Diese Geschichte ist maschinell übersetzt worden und wurde im Nachgang geprüft. Fehler sind dennoch möglich.

Eine Seele lebte ganz für sich selbst, beherrscht von ihrem eigenen Ich mit all seinen irdischen Hoffnungen, Interessen und Plänen. Doch es kam eine Zeit, in der sie die Last dieses Zustands spürte und begann, Gott um das Geschenk der Zerbrochenheit und die demütige Hingabe ihres Willens zu bitten. Der Herr hörte diese Gebete und ließ Leid geschehen. Die Seele bat um Reinigung, und der Herr sandte Traurigkeit. Sie bat um Sanftmut, und Er zerbrach ihr Herz. Die Seele sehnte sich danach, sich von der Welt zu entfernen, und Gott nahm ihr die weltlichen Werte... So führte Gott die Seele zu Höherem. 'Er wird sitzen und das Silber schmelzen und reinigen... Er wird sie schmelzen wie Gold und Silber, damit sie dem Herrn Opfer in Gerechtigkeit darbringen' (Mal. 3:3). Das Kreuz Christi verwundete die Seele zu ihrem Wohl.

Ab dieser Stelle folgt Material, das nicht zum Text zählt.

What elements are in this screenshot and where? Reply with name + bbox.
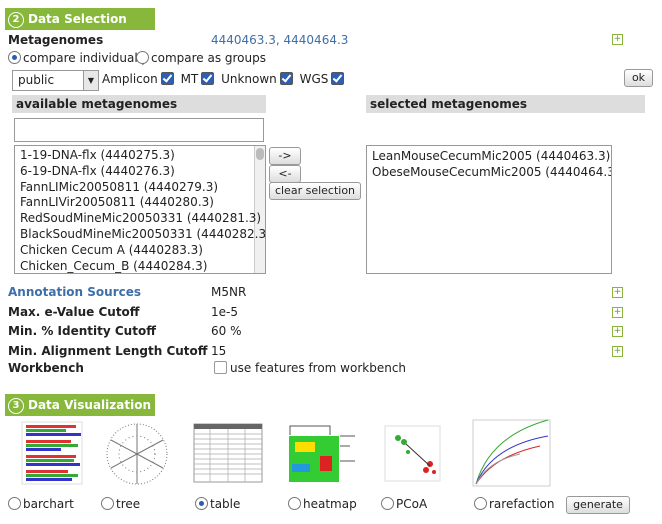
list-item[interactable]: FannLIMic20050811 (4440279.3) [20,179,219,194]
radio[interactable] [381,497,394,510]
list-header: selected metagenomes [366,95,645,113]
label: Annotation Sources [8,285,142,299]
list-item[interactable]: 1-19-DNA-flx (4440275.3) [20,148,175,162]
select-value: public [18,73,55,87]
radio-label: barchart [23,497,74,511]
expand[interactable]: + [612,345,623,357]
ok-button[interactable]: ok [624,69,653,87]
remove-button[interactable]: <- [269,165,301,183]
filter-label: Unknown [221,72,277,86]
radio[interactable] [8,497,21,510]
list-item[interactable]: FannLIVir20050811 (4440280.3) [20,195,214,210]
radio-label: tree [116,497,141,511]
radio-label: table [210,497,241,511]
select[interactable]: public ▼ [12,70,99,91]
radio[interactable] [136,51,149,64]
expand[interactable]: + [612,287,623,298]
radio-label: compare as groups [151,51,266,65]
list-item[interactable]: ObeseMouseCecumMic2005 (4440464.3) [372,165,612,179]
option-label: use features from workbench [230,361,407,375]
radio-label: compare individually [23,51,149,65]
section-title: Data Visualization [28,398,151,412]
list-item[interactable]: Chicken_Cecum_B (4440284.3) [20,258,208,273]
checkbox[interactable] [279,72,293,85]
radio[interactable] [8,51,21,64]
checkbox[interactable] [214,361,227,374]
selected-list[interactable]: LeanMouseCecumMic2005 (4440463.3) ObeseMo… [366,145,612,274]
value: 4440463.3, 4440464.3 [211,33,349,47]
checkbox[interactable] [331,72,345,85]
barchart-thumb [21,421,83,485]
expand[interactable]: + [612,34,623,45]
list-item[interactable]: LeanMouseCecumMic2005 (4440463.3) [372,149,611,163]
value: 15 [211,343,227,358]
pcoa-thumb [384,425,441,482]
filters: Amplicon MT Unknown WGS [102,72,347,86]
section-title: Data Selection [28,12,127,26]
value: 1e-5 [211,304,238,319]
list-item[interactable]: 6-19-DNA-flx (4440276.3) [20,163,175,178]
thumbnails [21,419,551,487]
radio-label: PCoA [396,497,428,511]
available-list[interactable]: 1-19-DNA-flx (4440275.3) 6-19-DNA-flx (44… [14,145,266,274]
expand[interactable]: + [612,306,623,318]
value: M5NR [211,285,247,299]
radio-option[interactable]: barchart [8,497,74,511]
radio-option[interactable]: compare as groups [136,51,266,65]
radio-option[interactable]: tree [101,497,140,511]
add-button[interactable]: -> [269,147,301,165]
label: Metagenomes [8,33,104,47]
tree-thumb [106,423,168,485]
list-item[interactable]: Chicken Cecum A (4440283.3) [20,242,203,257]
section-header: 3 Data Visualization [5,394,155,416]
radio-option[interactable]: PCoA [381,497,427,511]
radio-option[interactable]: table [195,497,240,511]
list-item[interactable]: RedSoudMineMic20050331 (4440281.3) [20,211,262,226]
radio[interactable] [195,497,208,510]
radio-option[interactable]: compare individually [8,51,148,65]
checkbox[interactable] [160,72,174,85]
heatmap-thumb [289,425,355,482]
checkbox[interactable] [201,72,215,85]
rarefaction-thumb [472,419,551,487]
label: Min. % Identity Cutoff [8,324,156,338]
label: Min. Alignment Length Cutoff [8,343,208,358]
section-number: 3 [8,397,24,414]
radio[interactable] [101,497,114,510]
filter-label: WGS [299,72,329,86]
table-thumb [193,423,263,483]
value: 60 % [211,324,242,338]
radio-option[interactable]: rarefaction [474,497,555,511]
label: Max. e-Value Cutoff [8,304,140,319]
clear-button[interactable]: clear selection [269,182,361,200]
section-header: 2 Data Selection [5,8,155,30]
expand[interactable]: + [612,326,623,337]
list-header: available metagenomes [12,95,266,113]
filter-label: MT [180,72,199,86]
radio[interactable] [288,497,301,510]
filter-label: Amplicon [102,72,158,86]
radio-label: heatmap [303,497,357,511]
workbench-option[interactable]: use features from workbench [211,361,406,375]
search-input[interactable] [14,118,264,142]
list-item[interactable]: BlackSoudMineMic20050331 (4440282.3) [20,227,266,241]
radio-option[interactable]: heatmap [288,497,357,511]
radio-label: rarefaction [489,497,555,511]
section-number: 2 [8,11,24,28]
radio[interactable] [474,497,487,510]
label: Workbench [8,361,84,375]
generate-button[interactable]: generate [566,496,630,514]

Wenn Gläubige beten und singen: 'Ich bin bereit, mit Ihm nach Golgatha zu gehen – mit Jesus überall und alle Tage', verstehen viele von ihnen die Konsequenzen nicht. Wenn es darum geht, die Worte und Versprechen zu verwirklichen, werden Christen von Angst ergriffen. So war es auch mit Jakob in Bethel und mit den Aposteln, die Christus, der auf dem Meer wandelte, für einen Geist hielten und sich fürchteten. Ihn, der ihnen so nahe war, erkannten sie nicht! So ergeht es auch den Gläubigen in unseren Tagen: Wenn das Kreuz Christi, über das die Menschen nicht ernst genug sprechen, sich ihnen nähert, sehen sie darin nicht das Zeichen Gottes und meiden es.